Raiola will return to BTF this summer to inaugurate the new Late Nights at the Unicorn series with his newest one-man show, “Almost Obscene,” which will run July 29 through August 14.
Ironically enough, Raiola says that “Almost Obscene” was an outgrowth of “Joy of Censorship,” prompted in part when he found he was censoring what he had to say because of the form of the talk and the nature of the audiences to which he was delivering it.
“I wasn’t cutting loose and saying everything I wanted to say, partly because I felt constrained by playing colleges and doing conferences,” said Raiola, whose primary residence is in Stone Ridge, N.Y. “Colleges are actually very uptight places.”
So for “Almost Obscene,” Raiola set about to write a more consciously theatrical show that would deal with the moral and theological issues underlying free expression. In the context of a one-man show played before theater audiences, he would be freer to push the envelope than he was in his public lectures.
“I think that censorship for lots of people starts inside,” he said. “We censor ourselves. It’s not so easy just overcoming that. Saying whatever you feel about God or Jesus or the war. Is it OK to say that, is it safe?”
“As a performer I always aspire to being completely uncensored on stage,” said Raiola, who described “Almost Obscene” as an “edgier” and “more controversial” show than “Joy of Censorship.”
“’Joy of Censorship’ revolves solely around the First Amendment and related issues, whereas ‘Almost Obscene’ is an evening of theater, more in your face, with a lot of religious themes that I don’t get into in ‘Joy.’”
These religious themes include Raiola’s theory that the founding myth of censorship is the Garden of Eden story in the Bible.
“God is the first censor,” he said. “He bans the apple, and it doesn’t quite work out. The moment something is censored, it has this magnetic appeal. It’s impossible to resist. We are too curious.

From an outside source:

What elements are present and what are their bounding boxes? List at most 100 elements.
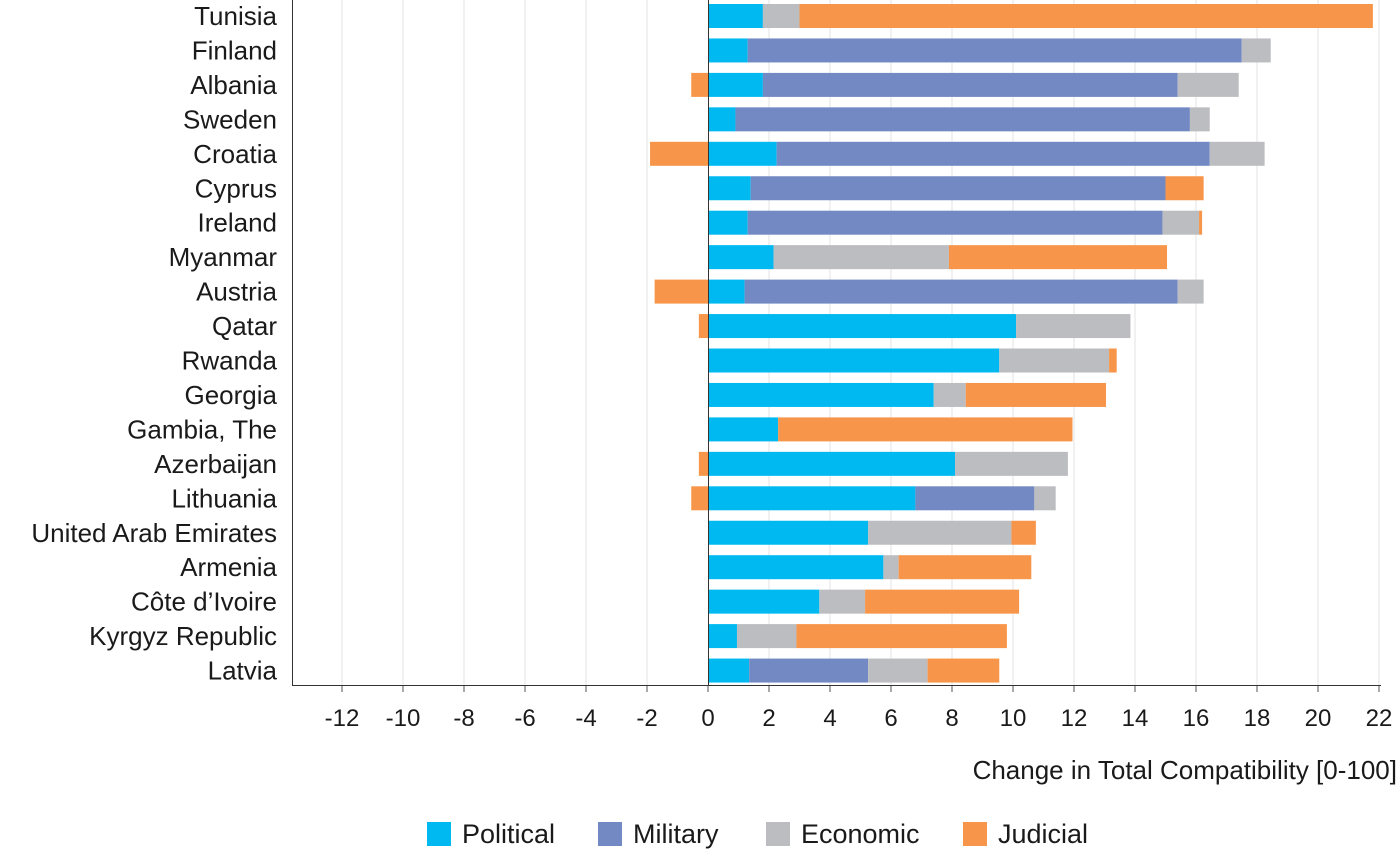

“On that level, if you understand that as a metaphysical truth, if you really want to keep people from getting something, don’t censor it. Censorship can’t work and doesn’t, even when practiced by God. What makes us think we’ll succeed where God failed? People don’t get it. They continually try to restrict what others are allowed to say or see. And there’s more than a little of that going on now.”
Raiola feels that humorists in particular have an obligation to speak out because they of all people enjoy something of an immunity against censorship. “Humorists are given a lot of freedom, more than most people, thanks to Lenny Bruce, who took the hit for us all,” he said.
“A comedian in a club can say just about anything. You can be brutally honest. On that level, perhaps in terms of the world of stand-ups, it’s a golden age for free speech now, because there are people out there doing really important social commentary that’s both funny and smart.”
Raiola will lead a panel discussion on censorship immediately following Sunday’s show. Panel members will include theater director Eric Hill, William Ballen, superintendent of the Mt. Greylock School Union, and Dr. Alan Chartock, executive director of WAMC Northeast Public Radio and professor of Political Communication at the University at Albany.